Sport : VfB Stuttgart: Hansi Müller blickt lieber nicht zurück

Die Reizfigur bemüht sich um Ruhe: Vorstandsmitglied Hansi Müller richtet bei Fußball-Bundesligist VfB Stuttgart im Trainingslager im spanischen La Manga nach dem unerwarteten Rücktritt von Sportdirektor Karlheinz Förster den Blick nach vorne. "Als Vorstand haben wir eine Vorbildfunktion und müssen dieser Aufgabe auch gerecht werden. Wir dürfen der Mannschaft nicht auch noch durch Unruhe im Vorstand ein Alibi geben", erklärte der Ex-Nationalspieler gestern in La Manga: "Wir müssen so schnell wie möglich eine Lösung finden, schließlich sollen sich die Spieler auf den Bundesliga-Start am nächsten Wochenende bei Bayer Leverkusen konzentrieren."

Vorwürfe aus dem Umfeld des abstiegsbedrohten Ex-Meisters wegen seiner angeblichen Einmischung in Försters Aufgabenbereich akzeptiert Müller nicht: "Solche Spekulationen sind Blödsinn. Ich habe Karlheinz nichts abgraben wollen. Ich bin im Vorstand für die Öffentlichkeitsarbeit zuständig, und in den vielen schweren Momenten der vergangenen Wochen und Monate hatte ich zwangsläufig mit der Mannschaft zu tun."
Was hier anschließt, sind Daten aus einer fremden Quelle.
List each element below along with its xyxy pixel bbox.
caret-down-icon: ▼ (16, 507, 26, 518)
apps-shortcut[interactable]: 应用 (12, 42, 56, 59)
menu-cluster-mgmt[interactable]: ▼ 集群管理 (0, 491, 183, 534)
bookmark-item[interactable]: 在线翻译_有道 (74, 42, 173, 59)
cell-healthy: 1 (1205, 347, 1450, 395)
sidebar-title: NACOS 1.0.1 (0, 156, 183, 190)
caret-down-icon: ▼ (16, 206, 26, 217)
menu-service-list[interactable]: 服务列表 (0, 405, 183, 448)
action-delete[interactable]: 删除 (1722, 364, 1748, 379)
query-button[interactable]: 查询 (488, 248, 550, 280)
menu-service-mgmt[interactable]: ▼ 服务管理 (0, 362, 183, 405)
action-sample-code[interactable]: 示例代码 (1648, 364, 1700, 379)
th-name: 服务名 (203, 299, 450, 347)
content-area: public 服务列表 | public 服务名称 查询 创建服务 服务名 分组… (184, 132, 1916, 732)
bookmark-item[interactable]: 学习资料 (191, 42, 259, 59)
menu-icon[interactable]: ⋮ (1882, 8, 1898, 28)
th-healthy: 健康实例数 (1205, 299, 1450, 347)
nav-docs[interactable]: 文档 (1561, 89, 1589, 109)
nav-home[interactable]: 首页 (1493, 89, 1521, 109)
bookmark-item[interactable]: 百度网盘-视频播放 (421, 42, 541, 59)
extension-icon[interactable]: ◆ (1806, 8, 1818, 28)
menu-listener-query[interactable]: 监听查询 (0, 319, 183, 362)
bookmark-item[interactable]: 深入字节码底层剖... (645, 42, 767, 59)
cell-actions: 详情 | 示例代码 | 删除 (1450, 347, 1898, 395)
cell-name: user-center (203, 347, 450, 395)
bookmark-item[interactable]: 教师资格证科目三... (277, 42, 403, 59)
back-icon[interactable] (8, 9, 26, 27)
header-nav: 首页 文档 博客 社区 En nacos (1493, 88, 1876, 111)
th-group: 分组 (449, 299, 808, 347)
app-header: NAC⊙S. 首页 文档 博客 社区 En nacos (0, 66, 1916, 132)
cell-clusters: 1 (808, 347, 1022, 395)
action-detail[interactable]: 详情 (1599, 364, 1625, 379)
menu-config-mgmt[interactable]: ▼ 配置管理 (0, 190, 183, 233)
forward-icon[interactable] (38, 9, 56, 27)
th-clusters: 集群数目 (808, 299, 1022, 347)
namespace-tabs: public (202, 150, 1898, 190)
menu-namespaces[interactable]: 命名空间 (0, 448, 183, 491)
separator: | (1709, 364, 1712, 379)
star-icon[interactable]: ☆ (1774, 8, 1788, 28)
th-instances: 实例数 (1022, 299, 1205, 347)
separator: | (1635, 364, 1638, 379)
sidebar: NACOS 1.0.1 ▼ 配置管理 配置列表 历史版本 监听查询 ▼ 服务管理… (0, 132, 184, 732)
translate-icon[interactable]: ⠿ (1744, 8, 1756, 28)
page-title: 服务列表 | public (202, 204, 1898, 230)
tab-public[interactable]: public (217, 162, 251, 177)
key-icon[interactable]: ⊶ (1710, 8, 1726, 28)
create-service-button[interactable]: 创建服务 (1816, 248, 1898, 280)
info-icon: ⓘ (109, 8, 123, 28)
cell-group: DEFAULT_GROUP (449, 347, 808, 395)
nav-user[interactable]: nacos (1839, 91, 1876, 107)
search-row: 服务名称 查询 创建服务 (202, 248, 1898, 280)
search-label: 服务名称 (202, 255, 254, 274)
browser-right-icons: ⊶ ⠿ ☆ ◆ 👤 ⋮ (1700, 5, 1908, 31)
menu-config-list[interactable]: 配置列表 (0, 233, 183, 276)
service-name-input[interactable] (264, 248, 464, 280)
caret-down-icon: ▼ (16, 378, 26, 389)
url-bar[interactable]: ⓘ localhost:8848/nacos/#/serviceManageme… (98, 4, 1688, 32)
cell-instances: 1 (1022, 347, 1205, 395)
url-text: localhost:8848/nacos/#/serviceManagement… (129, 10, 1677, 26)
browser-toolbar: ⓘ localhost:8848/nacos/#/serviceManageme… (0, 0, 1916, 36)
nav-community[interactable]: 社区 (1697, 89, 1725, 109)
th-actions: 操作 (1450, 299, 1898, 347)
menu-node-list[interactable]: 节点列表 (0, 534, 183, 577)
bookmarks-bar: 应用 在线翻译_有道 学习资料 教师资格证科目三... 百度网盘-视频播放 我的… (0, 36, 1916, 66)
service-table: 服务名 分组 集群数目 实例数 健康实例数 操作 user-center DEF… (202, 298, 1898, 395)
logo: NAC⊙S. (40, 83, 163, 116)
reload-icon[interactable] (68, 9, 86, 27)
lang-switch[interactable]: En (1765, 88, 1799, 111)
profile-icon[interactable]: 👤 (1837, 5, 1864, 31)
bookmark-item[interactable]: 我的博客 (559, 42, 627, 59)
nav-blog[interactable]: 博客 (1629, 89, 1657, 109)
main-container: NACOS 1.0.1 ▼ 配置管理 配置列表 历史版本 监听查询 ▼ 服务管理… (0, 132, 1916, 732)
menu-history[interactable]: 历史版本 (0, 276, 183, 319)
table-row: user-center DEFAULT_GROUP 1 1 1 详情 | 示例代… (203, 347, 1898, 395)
Bei der Suche nach einem Nachfolger für Förster, der seine zumindest zu diesem Zeitpunkt überraschende Demission mit mangelnden Kompetenzen offensichtlich im finanziellen Bereich und einer erschwertern internen Zusammenarbeit begründet hatte, gilt Müller als einer der ersten Anwärter. "Hansi ist ja zuletzt oft in dieser Funktion eingesprungen", orakelte der gegenüber dem Aufsichtsrat mit Vorschlagsrecht ausgestattete VfB-Boss Manfred Haas bereits. Der frühere Italien-Legionär selbst hält sich mit öffentlichen Interessensbekundungen zurück: "In der jetzigen Phase zu diesem Thema eine Stellungnahme abzugeben, wäre nicht richtig."

Nach der Rückkehr der Stuttgarter aus Spanien am Montagabend soll schnellstmöglich eine Sitzung der VfB-Führungsspitze stattfinden. Bei dem Treffen könnte neben Müller allerdings auch Reinhold Zech ein Kandidat für das vakante Amt sein. Der frühere Profi war schon einmal im Stuttgarter Vorstand tätig, trat jedoch aus Protest gegen den damaligen Vereins-Chef Gerhard Mayer-Vorfelder zurück.

Zech hat auch schon zuletzt Bereitschaft zu einem Comeback in der Führungetage signalisiert: "Wir müssen aufpassen, dass es dem VfB nicht geht wie Borussia Mönchengladbach. Deshalb sind jetzt erfahrene Leute gefragt." Försters Rücktritt ist in der laufenden Saison der bisherige Schlusspunkt unter eine Reihe von zahlreichen Krisen der Schwaben.